As I mentioned above, the added sugar used in traditional custard isn’t recommended for babies. It is still safe, however, so some folks wish to give their baby a try. Offer tastes of custard alongside the meal. You can choose to put a small amount:
– on the baby’s plate to let them explore the texture
– dollop onto a pre-spoon for easy self-feeding
– or smear onto a piece of fruit
Don’t worry if the baby mostly plays with the custard- they’re just exploring this new and exciting texture!
The Benefits of Custard for Babies
Custard’s basic ingredients of egg and milk/cream contain many important nutrients for babies.
- Egg yolks are rich sources of protein, brain-building DHA, B vitamins, and choline.

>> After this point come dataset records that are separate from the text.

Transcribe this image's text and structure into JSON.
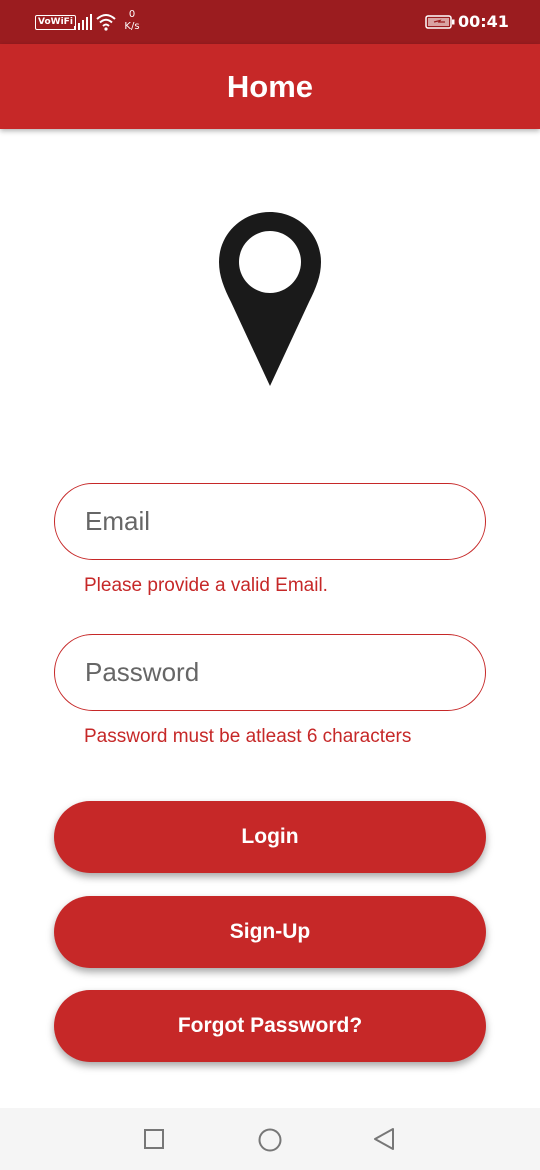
{
  "status_bar": {
    "vowifi": "VoWiFi",
    "speed_value": "0",
    "speed_unit": "K/s",
    "time": "00:41",
    "icons": [
      "vowifi-icon",
      "signal-icon",
      "wifi-icon",
      "battery-charging-icon"
    ]
  },
  "app_bar": {
    "title": "Home"
  },
  "logo": {
    "icon": "location-pin-icon"
  },
  "form": {
    "email_placeholder": "Email",
    "email_error": "Please provide a valid Email.",
    "password_placeholder": "Password",
    "password_error": "Password must be atleast 6 characters"
  },
  "buttons": {
    "login": "Login",
    "signup": "Sign-Up",
    "forgot": "Forgot Password?"
  },
  "nav_bar": {
    "icons": [
      "recents-square-icon",
      "home-circle-icon",
      "back-triangle-icon"
    ]
  },
  "colors": {
    "status_bar": "#9b1c1f",
    "primary": "#c62828",
    "pin": "#1a1a1a",
    "nav_bar": "#f5f5f5"
  }
}
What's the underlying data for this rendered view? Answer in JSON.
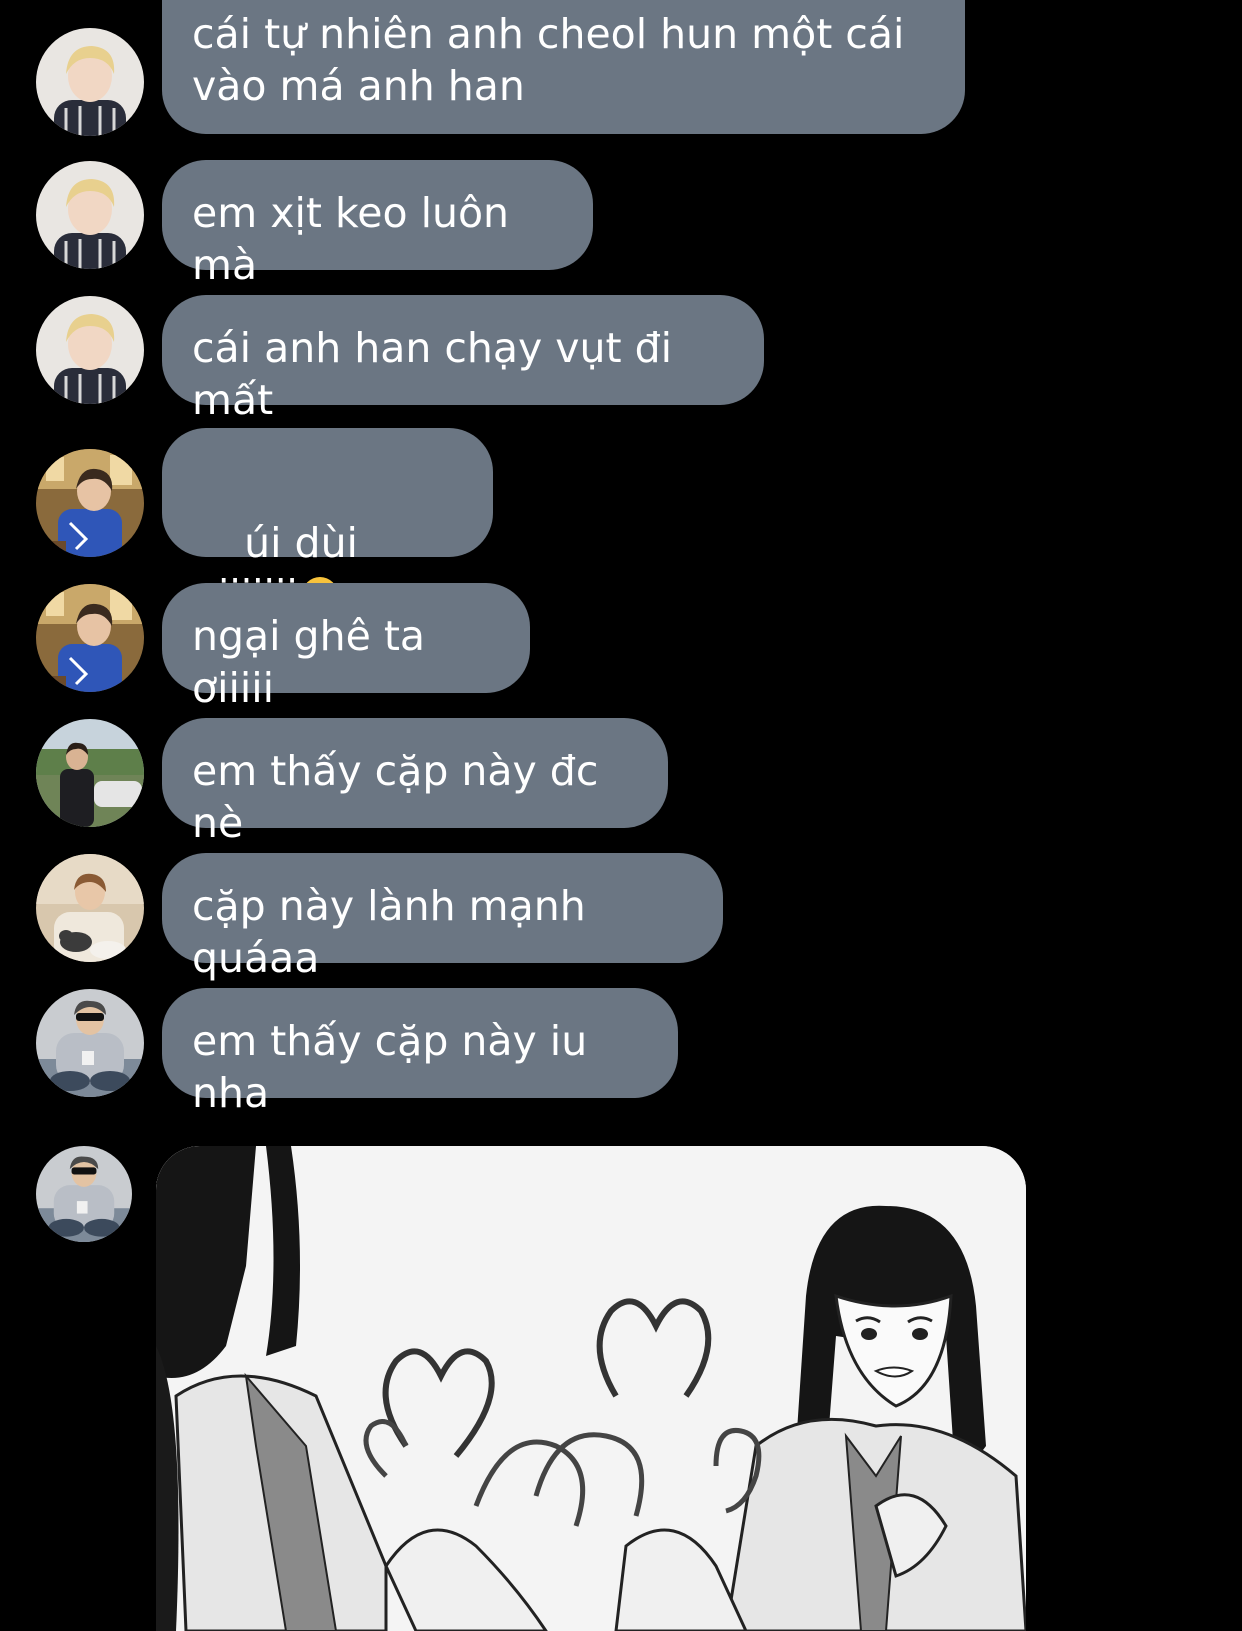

- Dairy provides similar benefits with protein, healthy fats for the baby’s brain, and calcium, phosphorus, and vitamin D to support strong bone growth.
- If you’re making a custard with your breast milk, then your baby’s immune system will also benefit from the antibodies in your milk.
Learning how to handle eating and swallowing thick textures, like that of custard, is an important part of starting solids as well. If you choose not to offer sugar-sweetened versions, there are many other unsweetened foods that can also provide this developmental practice.
Cereals and oatmeals, plain yogurts, mashed potatoes, and unsweet custard are all options to get this important developmental practice sans sugar.
Can Custard be Bad for Babies? Does it Cause Weight Gain?
Some worry that custard will ‘make a baby fat’ and feel shame for letting their baby try custard. There are no foods that are guaranteed to cause excess weight gain. Babies grow a lot, especially in their first year of life, and that’s normal and expected.
Healthy babies will have baby fat- it helps to keep them warm and is an important energy reserve to protect them in case they get sick and aren’t able to eat as much.
Babies also come in all different shapes and sizes – just like adults. The most important thing is that your baby is keeping up with their own growth curve- the tool pediatricians and pediatric providers use to track a baby’s growth compared to what’s expected for their age.
If you’re concerned with your baby’s weight, let your pediatrician know this is a topic you’d like to discuss.
Unpasteurized types of custard and its ingredients are higher-risk foods when it comes to Salmonella risk, but that doesn’t mean they’re off the table. Pasteurized versions are available, and in some countries, the risk is not as concerning.
Added sugar is another hot topic for many parents, and how to approach sweets is up to each family- but know that there are many recipes available regardless of what you choose.